FunFact: Building Probabilistic Functional 3D Scene Graphs via Factor-Graph Reasoning
Abstract
Recent work in 3D scene understanding has begun to shift from purely spatial analysis to the more complex challenge of functional scene understanding.However, existing methods often consider functional relationships between object pairs in isolation, failing to capture the scene-wide interdependencies that humans use to resolve ambiguity. We introduce FunFact, a framework for constructing probabilistic open-vocabulary functional 3D scene graphs from posed RGB-D images.

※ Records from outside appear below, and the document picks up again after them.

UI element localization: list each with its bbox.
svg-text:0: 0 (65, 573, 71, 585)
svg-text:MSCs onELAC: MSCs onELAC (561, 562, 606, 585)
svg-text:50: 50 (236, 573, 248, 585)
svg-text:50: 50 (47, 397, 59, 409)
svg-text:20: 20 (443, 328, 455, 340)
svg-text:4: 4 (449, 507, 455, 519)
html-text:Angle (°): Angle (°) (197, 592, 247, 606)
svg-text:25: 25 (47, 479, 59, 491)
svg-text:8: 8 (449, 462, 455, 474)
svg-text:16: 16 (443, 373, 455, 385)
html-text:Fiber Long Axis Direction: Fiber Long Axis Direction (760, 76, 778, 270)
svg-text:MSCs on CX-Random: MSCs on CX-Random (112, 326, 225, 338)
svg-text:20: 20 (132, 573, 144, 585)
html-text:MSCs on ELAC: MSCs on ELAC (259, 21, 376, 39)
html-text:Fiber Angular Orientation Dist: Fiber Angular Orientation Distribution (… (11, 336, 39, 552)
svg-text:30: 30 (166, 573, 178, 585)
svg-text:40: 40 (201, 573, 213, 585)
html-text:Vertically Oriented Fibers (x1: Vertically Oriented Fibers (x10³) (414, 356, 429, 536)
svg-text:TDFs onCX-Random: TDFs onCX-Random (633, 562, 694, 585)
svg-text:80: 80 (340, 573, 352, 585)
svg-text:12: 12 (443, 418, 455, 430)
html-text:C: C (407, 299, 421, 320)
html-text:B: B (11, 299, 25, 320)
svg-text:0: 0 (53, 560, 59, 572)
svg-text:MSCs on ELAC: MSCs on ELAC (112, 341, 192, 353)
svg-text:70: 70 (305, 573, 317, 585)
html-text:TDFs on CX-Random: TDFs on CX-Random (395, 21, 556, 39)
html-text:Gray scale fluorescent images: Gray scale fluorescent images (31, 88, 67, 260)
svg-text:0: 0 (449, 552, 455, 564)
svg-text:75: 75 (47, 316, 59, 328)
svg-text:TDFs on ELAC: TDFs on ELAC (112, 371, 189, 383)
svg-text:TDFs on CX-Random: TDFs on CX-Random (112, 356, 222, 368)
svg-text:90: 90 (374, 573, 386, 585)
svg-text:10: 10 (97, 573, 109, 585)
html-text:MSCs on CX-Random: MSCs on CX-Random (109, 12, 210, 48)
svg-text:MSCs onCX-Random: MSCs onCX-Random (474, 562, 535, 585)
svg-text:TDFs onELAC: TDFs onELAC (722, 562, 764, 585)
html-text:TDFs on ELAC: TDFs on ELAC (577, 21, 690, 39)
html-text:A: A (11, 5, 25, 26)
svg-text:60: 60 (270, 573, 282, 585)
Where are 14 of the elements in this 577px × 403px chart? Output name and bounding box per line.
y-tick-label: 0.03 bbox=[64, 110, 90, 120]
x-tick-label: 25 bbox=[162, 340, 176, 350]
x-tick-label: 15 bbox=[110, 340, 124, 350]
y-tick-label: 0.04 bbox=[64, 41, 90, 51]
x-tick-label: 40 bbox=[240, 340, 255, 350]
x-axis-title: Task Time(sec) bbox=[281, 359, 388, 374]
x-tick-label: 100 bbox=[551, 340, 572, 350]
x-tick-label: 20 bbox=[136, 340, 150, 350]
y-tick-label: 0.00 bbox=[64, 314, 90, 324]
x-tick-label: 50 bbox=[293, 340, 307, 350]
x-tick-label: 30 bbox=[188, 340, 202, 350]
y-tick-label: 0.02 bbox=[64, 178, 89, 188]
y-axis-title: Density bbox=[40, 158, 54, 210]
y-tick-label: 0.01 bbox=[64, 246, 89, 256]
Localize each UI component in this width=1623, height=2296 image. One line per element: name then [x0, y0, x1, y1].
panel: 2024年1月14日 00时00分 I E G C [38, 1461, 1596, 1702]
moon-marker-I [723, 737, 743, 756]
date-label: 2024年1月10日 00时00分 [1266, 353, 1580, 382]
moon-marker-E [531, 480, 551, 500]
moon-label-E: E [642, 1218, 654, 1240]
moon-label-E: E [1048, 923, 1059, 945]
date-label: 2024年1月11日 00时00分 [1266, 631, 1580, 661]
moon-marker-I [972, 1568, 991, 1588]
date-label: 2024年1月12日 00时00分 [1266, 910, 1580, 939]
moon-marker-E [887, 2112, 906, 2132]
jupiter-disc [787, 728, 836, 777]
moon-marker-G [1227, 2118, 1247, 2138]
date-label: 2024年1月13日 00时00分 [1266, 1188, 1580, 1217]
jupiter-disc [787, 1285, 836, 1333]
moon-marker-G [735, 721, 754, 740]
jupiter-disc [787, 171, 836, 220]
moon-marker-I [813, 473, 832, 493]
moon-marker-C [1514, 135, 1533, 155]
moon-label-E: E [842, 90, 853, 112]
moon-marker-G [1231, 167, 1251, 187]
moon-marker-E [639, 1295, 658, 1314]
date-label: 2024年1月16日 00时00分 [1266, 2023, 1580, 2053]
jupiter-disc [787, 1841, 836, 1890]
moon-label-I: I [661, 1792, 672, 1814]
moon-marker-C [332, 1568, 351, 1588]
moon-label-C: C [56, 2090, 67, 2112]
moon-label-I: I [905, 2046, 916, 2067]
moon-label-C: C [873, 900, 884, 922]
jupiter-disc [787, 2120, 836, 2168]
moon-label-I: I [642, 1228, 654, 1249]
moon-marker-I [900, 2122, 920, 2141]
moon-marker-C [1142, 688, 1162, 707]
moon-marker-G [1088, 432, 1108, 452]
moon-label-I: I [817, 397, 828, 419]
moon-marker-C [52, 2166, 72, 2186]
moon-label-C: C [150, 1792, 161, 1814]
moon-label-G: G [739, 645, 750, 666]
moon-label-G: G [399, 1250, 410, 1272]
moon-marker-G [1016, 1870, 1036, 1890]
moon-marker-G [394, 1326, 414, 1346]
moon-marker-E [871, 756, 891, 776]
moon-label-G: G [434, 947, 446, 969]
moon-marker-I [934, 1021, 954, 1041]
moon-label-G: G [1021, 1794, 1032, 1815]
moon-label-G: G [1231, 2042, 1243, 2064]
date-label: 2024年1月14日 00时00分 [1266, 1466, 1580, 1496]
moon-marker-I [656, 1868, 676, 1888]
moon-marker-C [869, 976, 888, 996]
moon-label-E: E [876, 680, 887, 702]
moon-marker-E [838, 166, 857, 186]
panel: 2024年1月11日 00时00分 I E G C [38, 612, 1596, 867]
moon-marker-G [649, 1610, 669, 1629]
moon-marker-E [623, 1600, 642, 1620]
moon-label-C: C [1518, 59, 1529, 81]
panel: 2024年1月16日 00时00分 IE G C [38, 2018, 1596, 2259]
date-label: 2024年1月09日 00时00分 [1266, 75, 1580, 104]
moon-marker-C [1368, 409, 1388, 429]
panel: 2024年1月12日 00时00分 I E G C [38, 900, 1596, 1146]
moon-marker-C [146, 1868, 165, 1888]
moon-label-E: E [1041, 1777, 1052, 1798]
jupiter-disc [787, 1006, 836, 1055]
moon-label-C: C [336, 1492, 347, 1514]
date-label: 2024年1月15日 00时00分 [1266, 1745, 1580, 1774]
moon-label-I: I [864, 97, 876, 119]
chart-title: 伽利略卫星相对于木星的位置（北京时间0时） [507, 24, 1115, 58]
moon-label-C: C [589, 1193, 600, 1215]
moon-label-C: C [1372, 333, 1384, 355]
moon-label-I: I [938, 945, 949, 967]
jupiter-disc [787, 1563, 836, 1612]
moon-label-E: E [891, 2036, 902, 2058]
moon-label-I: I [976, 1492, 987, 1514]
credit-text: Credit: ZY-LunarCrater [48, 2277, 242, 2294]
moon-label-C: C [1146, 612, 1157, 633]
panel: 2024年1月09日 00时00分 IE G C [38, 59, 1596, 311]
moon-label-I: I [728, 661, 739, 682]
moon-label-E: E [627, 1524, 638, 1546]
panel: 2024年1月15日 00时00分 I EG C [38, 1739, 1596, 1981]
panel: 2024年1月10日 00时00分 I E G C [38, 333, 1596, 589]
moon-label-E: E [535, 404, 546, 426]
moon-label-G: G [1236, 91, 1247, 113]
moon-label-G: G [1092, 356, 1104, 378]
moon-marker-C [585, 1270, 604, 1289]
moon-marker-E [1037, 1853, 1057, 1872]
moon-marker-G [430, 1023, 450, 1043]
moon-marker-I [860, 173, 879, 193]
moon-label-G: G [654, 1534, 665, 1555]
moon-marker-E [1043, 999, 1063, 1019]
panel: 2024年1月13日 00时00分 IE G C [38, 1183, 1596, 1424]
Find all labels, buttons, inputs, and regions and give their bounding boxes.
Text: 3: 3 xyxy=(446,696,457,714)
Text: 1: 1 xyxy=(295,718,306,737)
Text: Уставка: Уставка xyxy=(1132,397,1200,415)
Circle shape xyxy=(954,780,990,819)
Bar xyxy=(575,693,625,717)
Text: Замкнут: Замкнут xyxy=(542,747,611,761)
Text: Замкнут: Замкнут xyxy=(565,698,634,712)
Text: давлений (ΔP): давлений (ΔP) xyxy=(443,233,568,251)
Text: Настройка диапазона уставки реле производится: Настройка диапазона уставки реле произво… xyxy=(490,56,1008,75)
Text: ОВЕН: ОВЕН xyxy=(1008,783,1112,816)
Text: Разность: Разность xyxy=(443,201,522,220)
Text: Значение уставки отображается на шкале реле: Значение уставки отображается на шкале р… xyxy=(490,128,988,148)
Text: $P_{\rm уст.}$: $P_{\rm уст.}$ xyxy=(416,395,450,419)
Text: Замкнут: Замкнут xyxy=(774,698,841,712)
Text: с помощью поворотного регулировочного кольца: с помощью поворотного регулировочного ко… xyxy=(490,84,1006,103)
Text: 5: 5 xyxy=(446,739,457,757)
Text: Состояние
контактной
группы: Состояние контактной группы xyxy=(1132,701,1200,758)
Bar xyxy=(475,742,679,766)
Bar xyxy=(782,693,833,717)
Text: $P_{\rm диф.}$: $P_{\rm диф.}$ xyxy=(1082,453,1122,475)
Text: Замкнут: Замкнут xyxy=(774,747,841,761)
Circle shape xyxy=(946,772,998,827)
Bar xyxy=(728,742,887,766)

FunFact first builds an object- and part-centric 3D map and uses foundation models to propose semantically plausible functional relations. These candidates are converted into factor graph variables and constrained by both LLM-derived common-sense priors and geometric priors. This formulation enables joint probabilistic inference over all functional edges and their uncertainties, yielding substantially better-calibrated confidence scores. To benchmark this setting, we also introduce FunThor, a synthetic dataset based on AI2THOR with part-level geometry and systematically-defined rule-based functional annotations. Experiments on SceneFun3D, FunGraph3D, and FunThor show that FunFact improves node and relation discovery recall and significantly reduces calibration error for ambiguous relations, highlighting the benefits of holistic probabilistic modeling for functional scene understanding. We will release the code and dataset to facilitate future research.